Since the recent signing of the FDA Safety and Innovation Act, that will expedite pediatric drug approval, more pharmaceutical companies are taking pediatric pharmacology and drug development into consideration. Before these companies can execute a pediatric clinical research strategy, they must conduct pharmacokinetic and pharmacodynamic studies to evaluate the differences between how children and adults react to and metabolize drugs, as well as address the efficacy and safety issues prior to a clinical trial.
Pre-clinical pharmacology plays a prominent role in creating translational research used in creating accurate pharmacokinetic profiles for pediatrics. In pre-clinical pharmacology, scientists test on immature animal models to determine toxicity and selectivity levels as well as create a model and simulation for human testing.
The marcus evans 3rd Pediatric Pharmacology Conference will provide delegates with a comprehensive view of the pediatric pharmacology industry, focusing on the effects that conducting pre-clinical and clinical research have on creating an accurate pharmacokinetic profile. By having this unique profile, the ability of modeling adult data to children will be more easily attained and can be utilized in pediatric drug development and formulation.
Barry Mangum, PharmD, F.C.P, Director, Clinical Pharmacology, at the Duke Clinical Research Unit, answered a series of questions provided by marcus evans. The responses below strictly reflect the views and beliefs of Barry Mangum, and not necessarily those of Duke Clinical Research Unit.
marcus evans: What are your suggestions for determining whether to use a neonatal animal during the pre-clinical stages to create accurate PK data?
Barry Mangum: The use of a neonatal animal during pre-clinical stages is not necessary, as long as there is some juvenile animal pharmacokinetic (PK) data. The modelers/pharmacometricians can make do with the modeling of the compound, provided they have adult pharmacodynamic (PD) and some pre-clinical, juvenile animal data to work from.

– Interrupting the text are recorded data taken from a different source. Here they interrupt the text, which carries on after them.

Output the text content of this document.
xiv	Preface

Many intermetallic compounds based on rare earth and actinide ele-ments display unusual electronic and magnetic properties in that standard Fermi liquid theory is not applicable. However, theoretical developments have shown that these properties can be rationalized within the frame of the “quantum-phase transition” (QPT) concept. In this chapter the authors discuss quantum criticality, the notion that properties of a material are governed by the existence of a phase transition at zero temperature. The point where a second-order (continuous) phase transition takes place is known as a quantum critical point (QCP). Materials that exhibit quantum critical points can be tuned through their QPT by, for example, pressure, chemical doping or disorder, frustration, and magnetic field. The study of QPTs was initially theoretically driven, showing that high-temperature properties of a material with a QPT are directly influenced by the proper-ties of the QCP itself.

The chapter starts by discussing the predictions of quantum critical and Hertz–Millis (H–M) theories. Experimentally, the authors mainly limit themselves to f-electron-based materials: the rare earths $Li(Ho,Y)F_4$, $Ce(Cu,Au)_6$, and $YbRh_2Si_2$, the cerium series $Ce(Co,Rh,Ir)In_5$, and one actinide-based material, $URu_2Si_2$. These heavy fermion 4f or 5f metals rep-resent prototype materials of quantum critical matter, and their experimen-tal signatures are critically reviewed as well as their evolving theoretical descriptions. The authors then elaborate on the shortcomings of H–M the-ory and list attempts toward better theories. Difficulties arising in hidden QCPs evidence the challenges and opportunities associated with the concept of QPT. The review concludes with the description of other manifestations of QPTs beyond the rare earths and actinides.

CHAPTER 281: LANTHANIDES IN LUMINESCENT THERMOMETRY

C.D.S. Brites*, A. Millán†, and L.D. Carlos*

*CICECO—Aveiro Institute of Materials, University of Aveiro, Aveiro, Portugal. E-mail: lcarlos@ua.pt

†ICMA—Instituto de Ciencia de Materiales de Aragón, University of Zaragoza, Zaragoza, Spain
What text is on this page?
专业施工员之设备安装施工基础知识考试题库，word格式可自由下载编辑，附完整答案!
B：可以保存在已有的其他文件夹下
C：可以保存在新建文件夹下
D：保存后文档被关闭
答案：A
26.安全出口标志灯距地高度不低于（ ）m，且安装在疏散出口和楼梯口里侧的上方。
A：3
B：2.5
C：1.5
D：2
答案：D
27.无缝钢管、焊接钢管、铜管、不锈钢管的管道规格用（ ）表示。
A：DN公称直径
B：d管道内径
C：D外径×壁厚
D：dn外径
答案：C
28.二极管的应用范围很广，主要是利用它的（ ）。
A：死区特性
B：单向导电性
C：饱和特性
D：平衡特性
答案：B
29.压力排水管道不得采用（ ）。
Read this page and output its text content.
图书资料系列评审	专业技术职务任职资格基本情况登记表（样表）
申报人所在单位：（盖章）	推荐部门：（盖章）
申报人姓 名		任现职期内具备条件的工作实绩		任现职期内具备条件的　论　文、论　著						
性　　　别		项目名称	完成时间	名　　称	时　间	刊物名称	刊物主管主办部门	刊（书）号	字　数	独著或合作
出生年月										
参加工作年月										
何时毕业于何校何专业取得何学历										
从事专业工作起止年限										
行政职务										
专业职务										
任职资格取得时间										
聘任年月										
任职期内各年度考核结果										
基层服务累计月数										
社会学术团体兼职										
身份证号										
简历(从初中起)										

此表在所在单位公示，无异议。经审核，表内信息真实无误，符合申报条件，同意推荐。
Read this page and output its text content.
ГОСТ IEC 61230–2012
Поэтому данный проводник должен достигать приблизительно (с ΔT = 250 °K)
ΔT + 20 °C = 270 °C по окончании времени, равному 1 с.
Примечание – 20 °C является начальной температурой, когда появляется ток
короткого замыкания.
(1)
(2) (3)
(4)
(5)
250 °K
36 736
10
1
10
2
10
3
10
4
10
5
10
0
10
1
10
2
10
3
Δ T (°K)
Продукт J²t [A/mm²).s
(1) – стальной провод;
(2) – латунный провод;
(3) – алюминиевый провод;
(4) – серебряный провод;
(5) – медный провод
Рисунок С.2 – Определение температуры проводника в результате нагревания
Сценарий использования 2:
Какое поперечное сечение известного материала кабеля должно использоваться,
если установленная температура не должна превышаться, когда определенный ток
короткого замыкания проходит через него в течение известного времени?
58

The hold back would be that every drug is a little different depending on the size of the molecule and the metabolic degradation of the product.
marcus evans: Based on your experience, what is the biggest challenge that you have faced in regards to pediatric and neonatal clinical pharmacology? How did you overcome this?
BM: The biggest challenge that I have faced has been educating the regulatory agencies on what is needed in a study and what they will accept as an approvable indication. The regulatory bodies in Europe are not in lock step with the FDA in the United States. This makes for many unnecessary studies and the availability of study patients is low. There are too many failed trials in the pediatric population. Overcoming this will take time and education within the FDA and EMA. Pharmaceutical companies would be well advised to communicate with the "agencies" on an ongoing basis to serve the needs of them, as well as to educate the regulatory bodies.
marcus evans: How have you used modeling and simulation to treat pediatric and newborn patients as well as develop effective drugs?
BM: This process should be used in every submission. By the year 2020, all applications to the FDA will require modeling for the pediatric population. All modeling is not created equal; all drugs require careful scientific strategy in order to ask the right questions and obtain the right answer. What we are looking for is the correct dose and dosing intervals to make the compounds we develop safe and effective for children of all ages.